3. 92% of manufacturing employees are eligible for health insurance
Not only is manufacturing a thriving sector to work in, it’s also one of the best in terms of pay and benefits! More than 90% of manufacturing employees are eligible for health benefits — a number that’s better than any other sector. Manufacturers are committed to keeping their employees safe and healthy.
4. Since 1990, U.S.-manufactured goods exports have quadrupled
A shrinking manufacturing economy? Hardly. Even amidst reports of offshoring and manufacturing jobs migrating overseas, domestic manufacturers have managed to quadruple their export production over the past 30 years. This is a staggering feat that shows the resilience of American-made goods on a global scale.
5. Foreign direct investment in U.S. manufacturing is nearly $2 trillion today
Speaking of American-made goods, foreign investments in the production of those goods have never been higher than they are today. With nearly $2 trillion in overseas investments in American manufacturing, it’s clear that the world still values U.S. production and sees it as a strategic investment.
6. 37% of world manufacturers would prefer to produce in the United States
How much does the world love American manufacturing? Enough that more than a third of global manufacturers would like to relocate their production to U.S. soil. What’s stopping them? According to those surveyed, higher costs associated with relocation to U.S. soil and taxation affiliated with production.

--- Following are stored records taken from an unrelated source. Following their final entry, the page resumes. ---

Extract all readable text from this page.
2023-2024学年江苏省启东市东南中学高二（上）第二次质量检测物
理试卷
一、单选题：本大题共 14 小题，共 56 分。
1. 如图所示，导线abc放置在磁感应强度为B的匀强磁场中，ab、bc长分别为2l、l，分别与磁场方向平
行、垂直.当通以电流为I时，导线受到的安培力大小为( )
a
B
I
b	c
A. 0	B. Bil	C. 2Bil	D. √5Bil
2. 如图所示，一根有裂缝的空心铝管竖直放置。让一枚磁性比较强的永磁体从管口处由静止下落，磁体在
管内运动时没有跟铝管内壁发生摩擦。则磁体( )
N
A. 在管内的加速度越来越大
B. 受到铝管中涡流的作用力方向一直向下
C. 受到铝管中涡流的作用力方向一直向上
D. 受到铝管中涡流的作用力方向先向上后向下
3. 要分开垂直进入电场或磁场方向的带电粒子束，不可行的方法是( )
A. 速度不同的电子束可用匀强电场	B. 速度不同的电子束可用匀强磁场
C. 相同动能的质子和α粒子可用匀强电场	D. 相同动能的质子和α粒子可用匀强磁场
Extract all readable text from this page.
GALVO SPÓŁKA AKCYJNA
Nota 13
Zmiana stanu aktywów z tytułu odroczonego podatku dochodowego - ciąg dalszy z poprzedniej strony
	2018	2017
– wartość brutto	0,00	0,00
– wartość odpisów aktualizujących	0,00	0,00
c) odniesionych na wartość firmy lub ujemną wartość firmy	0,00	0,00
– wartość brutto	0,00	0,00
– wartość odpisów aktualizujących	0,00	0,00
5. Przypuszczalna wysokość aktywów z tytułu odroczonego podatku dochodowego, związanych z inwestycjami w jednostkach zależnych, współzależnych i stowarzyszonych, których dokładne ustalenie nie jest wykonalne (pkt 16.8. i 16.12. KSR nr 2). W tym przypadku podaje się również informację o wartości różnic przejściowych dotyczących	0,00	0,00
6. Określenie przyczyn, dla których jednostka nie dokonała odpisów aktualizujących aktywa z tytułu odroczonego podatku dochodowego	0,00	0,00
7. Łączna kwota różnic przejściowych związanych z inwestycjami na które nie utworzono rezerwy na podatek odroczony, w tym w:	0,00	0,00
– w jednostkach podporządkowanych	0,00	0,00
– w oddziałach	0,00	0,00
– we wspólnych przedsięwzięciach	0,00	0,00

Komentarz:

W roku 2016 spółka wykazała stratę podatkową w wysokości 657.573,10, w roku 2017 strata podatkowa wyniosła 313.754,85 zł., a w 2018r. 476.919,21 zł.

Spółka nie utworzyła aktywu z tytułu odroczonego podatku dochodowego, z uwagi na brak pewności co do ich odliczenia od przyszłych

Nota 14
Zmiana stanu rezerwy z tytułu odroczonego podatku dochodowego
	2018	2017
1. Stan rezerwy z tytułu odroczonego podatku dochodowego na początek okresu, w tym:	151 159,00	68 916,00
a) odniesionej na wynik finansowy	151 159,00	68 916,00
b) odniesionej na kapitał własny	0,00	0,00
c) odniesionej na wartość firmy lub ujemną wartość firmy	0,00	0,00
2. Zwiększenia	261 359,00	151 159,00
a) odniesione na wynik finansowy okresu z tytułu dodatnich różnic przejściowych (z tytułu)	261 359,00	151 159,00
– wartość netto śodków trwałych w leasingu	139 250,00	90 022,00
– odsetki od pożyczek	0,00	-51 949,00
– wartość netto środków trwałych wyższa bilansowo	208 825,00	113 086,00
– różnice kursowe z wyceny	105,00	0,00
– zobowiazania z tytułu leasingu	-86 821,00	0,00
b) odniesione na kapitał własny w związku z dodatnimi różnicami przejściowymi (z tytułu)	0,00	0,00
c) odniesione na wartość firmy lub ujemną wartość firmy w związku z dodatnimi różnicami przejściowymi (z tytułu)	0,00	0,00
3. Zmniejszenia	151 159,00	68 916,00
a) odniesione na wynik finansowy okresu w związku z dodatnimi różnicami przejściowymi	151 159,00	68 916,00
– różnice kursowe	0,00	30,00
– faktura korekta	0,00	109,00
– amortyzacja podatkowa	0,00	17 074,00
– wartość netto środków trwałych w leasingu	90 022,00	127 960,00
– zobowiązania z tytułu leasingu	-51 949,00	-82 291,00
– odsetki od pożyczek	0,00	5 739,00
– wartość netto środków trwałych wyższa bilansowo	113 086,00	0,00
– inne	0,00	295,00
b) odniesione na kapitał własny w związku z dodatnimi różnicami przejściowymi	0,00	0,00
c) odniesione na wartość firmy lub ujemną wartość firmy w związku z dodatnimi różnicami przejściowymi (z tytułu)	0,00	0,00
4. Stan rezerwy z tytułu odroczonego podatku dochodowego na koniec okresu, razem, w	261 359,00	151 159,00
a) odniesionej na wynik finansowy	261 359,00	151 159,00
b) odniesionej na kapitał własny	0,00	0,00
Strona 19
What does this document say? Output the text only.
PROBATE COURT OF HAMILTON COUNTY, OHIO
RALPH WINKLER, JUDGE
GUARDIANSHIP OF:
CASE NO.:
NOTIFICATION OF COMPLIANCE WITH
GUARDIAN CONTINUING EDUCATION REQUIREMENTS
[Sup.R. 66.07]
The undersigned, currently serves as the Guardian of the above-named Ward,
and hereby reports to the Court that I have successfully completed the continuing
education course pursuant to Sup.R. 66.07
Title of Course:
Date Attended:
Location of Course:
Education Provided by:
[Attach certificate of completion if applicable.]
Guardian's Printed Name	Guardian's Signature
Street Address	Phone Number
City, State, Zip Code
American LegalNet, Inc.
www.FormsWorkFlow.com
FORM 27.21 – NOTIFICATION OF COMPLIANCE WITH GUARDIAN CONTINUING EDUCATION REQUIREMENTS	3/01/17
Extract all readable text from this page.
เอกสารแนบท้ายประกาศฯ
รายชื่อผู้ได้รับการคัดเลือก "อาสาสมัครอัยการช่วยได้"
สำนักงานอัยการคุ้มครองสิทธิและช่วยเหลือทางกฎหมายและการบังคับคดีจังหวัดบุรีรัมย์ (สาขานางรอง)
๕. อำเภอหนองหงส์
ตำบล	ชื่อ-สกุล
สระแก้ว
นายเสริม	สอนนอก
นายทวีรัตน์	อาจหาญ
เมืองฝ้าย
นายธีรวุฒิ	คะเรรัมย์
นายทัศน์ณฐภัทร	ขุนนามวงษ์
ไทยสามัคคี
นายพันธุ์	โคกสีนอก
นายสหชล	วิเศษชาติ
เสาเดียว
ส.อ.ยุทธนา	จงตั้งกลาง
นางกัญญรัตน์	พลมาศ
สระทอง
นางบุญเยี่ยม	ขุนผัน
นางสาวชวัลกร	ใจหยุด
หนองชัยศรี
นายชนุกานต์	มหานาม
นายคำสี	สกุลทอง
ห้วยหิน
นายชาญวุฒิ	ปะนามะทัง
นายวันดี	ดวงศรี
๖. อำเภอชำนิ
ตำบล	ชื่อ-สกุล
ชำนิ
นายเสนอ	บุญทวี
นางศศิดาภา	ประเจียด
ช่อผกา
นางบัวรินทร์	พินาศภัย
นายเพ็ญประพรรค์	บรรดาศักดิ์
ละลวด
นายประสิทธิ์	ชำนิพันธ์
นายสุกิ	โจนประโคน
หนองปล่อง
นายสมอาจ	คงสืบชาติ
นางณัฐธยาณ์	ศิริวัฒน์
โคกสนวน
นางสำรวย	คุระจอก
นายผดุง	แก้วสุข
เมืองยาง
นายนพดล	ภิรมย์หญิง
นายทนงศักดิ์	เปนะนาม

7. 23% of U.S. manufacturers expect to grow +10% in the next five years
What does the future look like for domestic manufacturing? According to small manufacturers (<$100 million in annual sales), the future is bright! Almost a quarter of small domestic producers expect their business to grow by 10% or more over the next five years, even in spite of current headwinds. It’s a positive sign that U.S. manufacturing is reaching stable, sustainable ground at a time of global competitiveness.
The above statistics paint a positive picture of domestic manufacturing, even amidst some current uncertainties and question marks. It’s hard to argue with these numbers, though — and that should mean plenty of reasons for U.S. producers to feel good about the future.